Aston Martin’s former strategy chief Bernie Collins may have discovered the secret to the team’s surge. She is pointing towards the front wing.
“They appear to have just brought a new front wing. The running discussion in the paddock is they’re running a new front wing with an old floor,” said Collins on the Sky F1 podcast.
“Some of it will be circuit-specific, but the turnaround has been phenomenal, given we have been at high-downforce tracks this year, and the car has performed nothing like it did this weekend.
“So, something in their new front wing — and it’s hard, I guess, for people to realise that just one component or one assembly can make such a big difference to car performance — but if the old front wing, something about how the air was flowing off that, affects the remainder of the car.
“So if the old front wing — maybe the wing was working, but it wasn’t allowing components in the floor to work, then a single component like the front wing may allow better airflow to the rest of the car.
“Suddenly, the whole floor is working better, the diffuser’s working better, the rear wing’s working better.
“So just getting one assembly correct — particularly front wing or a front brake duct, anything like that that’s affecting a lot of the airflow further back in the car — it can turn your performance around quite quickly.”
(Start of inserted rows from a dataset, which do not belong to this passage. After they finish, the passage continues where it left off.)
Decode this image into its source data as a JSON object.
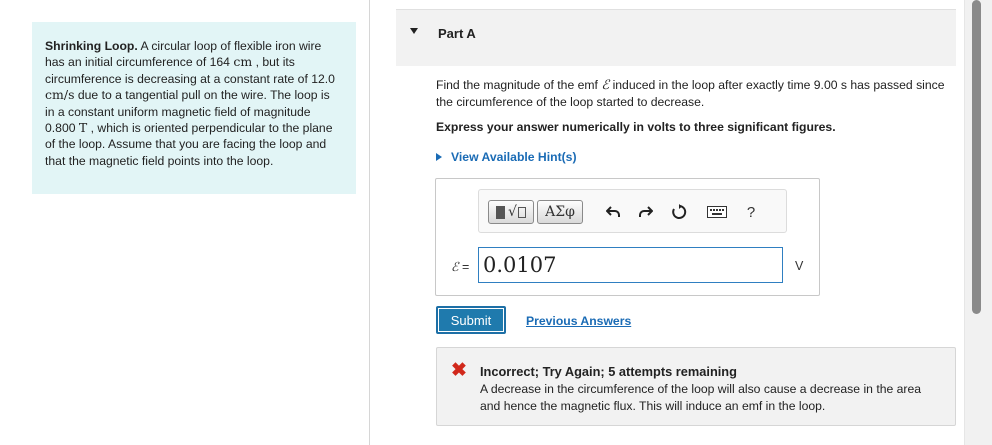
{
  "problem": {
    "title": "Shrinking Loop.",
    "text_1": " A circular loop of flexible iron wire has an initial circumference of 164 ",
    "unit_cm": "cm",
    "text_2": " , but its circumference is decreasing at a constant rate of ",
    "rate_value": "12.0 ",
    "unit_rate": "cm/s",
    "text_3": " due to a tangential pull on the wire. The loop is in a constant uniform magnetic field of magnitude 0.800 ",
    "unit_T": "T",
    "text_4": " , which is oriented perpendicular to the plane of the loop. Assume that you are facing the loop and that the magnetic field points into the loop."
  },
  "part": {
    "title": "Part A",
    "question_1": "Find the magnitude of the emf ",
    "emf_symbol": "ℰ",
    "question_2": " induced in the loop after exactly time 9.00 s has passed since the circumference of the loop started to decrease.",
    "instructions": "Express your answer numerically in volts to three significant figures.",
    "hints_label": "View Available Hint(s)"
  },
  "toolbar": {
    "template_btn": "√▯",
    "greek_btn": "ΑΣφ",
    "help_label": "?"
  },
  "answer": {
    "symbol": "ℰ",
    "equals": " =",
    "value": "0.0107",
    "unit": "V"
  },
  "actions": {
    "submit_label": "Submit",
    "previous_label": "Previous Answers"
  },
  "feedback": {
    "icon": "✖",
    "title": "Incorrect; Try Again; 5 attempts remaining",
    "message": "A decrease in the circumference of the loop will also cause a decrease in the area and hence the magnetic flux. This will induce an emf in the loop."
  },
  "colors": {
    "problem_bg": "#e2f5f6",
    "link": "#1a6bb5",
    "submit_bg": "#1f7aad",
    "error": "#d1281b"
  }
}
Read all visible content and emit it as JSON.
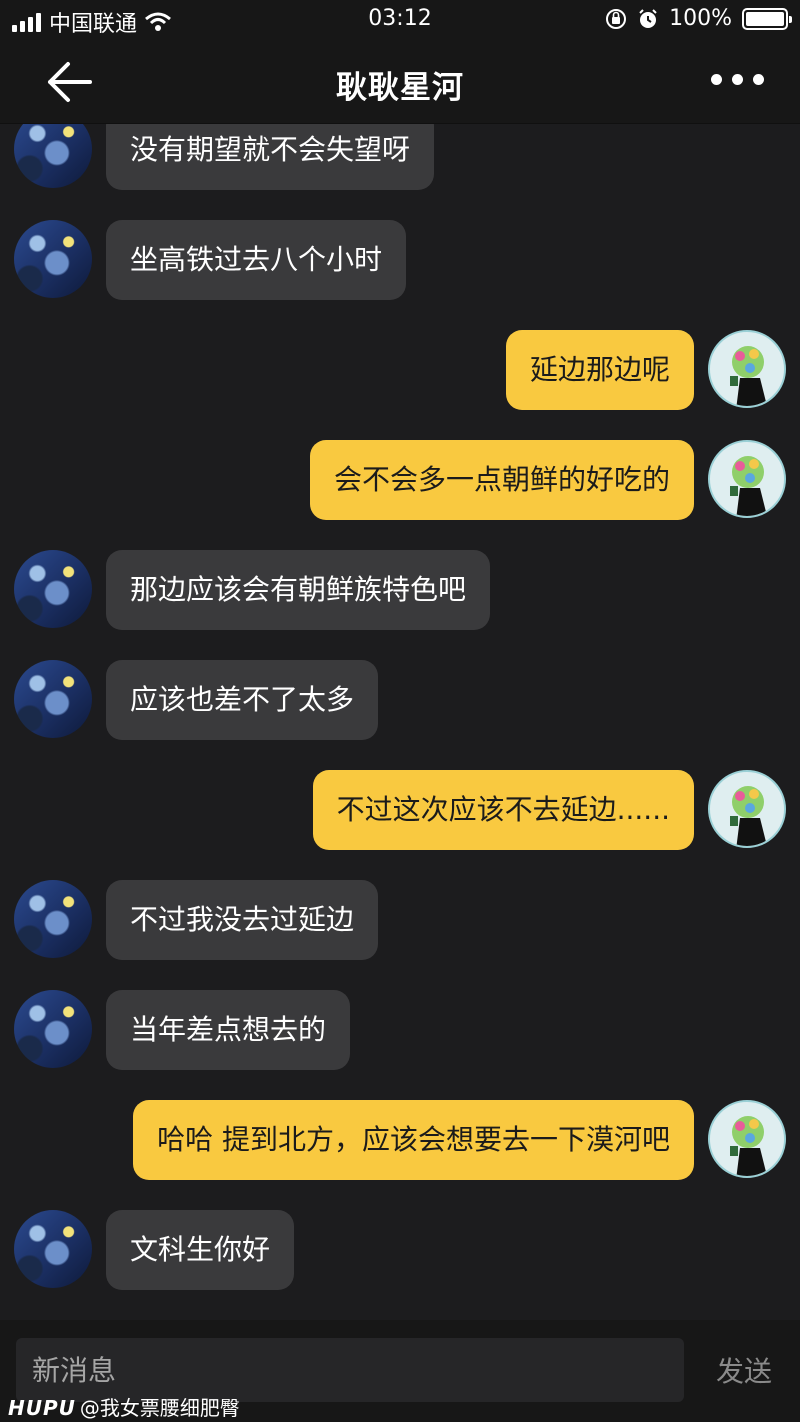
{
  "status_bar": {
    "carrier": "中国联通",
    "time": "03:12",
    "battery": "100%"
  },
  "header": {
    "title": "耿耿星河"
  },
  "messages": [
    {
      "side": "left",
      "text": "没有期望就不会失望呀"
    },
    {
      "side": "left",
      "text": "坐高铁过去八个小时"
    },
    {
      "side": "right",
      "text": "延边那边呢"
    },
    {
      "side": "right",
      "text": "会不会多一点朝鲜的好吃的"
    },
    {
      "side": "left",
      "text": "那边应该会有朝鲜族特色吧"
    },
    {
      "side": "left",
      "text": "应该也差不了太多"
    },
    {
      "side": "right",
      "text": "不过这次应该不去延边......"
    },
    {
      "side": "left",
      "text": "不过我没去过延边"
    },
    {
      "side": "left",
      "text": "当年差点想去的"
    },
    {
      "side": "right",
      "text": "哈哈 提到北方，应该会想要去一下漠河吧"
    },
    {
      "side": "left",
      "text": "文科生你好"
    }
  ],
  "composer": {
    "placeholder": "新消息",
    "send_label": "发送"
  },
  "watermark": {
    "brand": "HUPU",
    "user": "@我女票腰细肥臀"
  }
}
She added: “We need to go to more circuits to see that that holds across a range of downforce levels. But such positive signs for Aston Martin.
“I think they were a team that had sort of written off their year because the car just wasn’t working. Alonso was very unhappy.
“That’s really positive for them and gives them positive data going forward in terms of what they’re working on in the wind tunnel, what they’re working on in fluid dynamics, what they’re working on in the simulator.
“If they can understand why the car worked this weekend, that gives them a lot of confidence in their design work going forward.”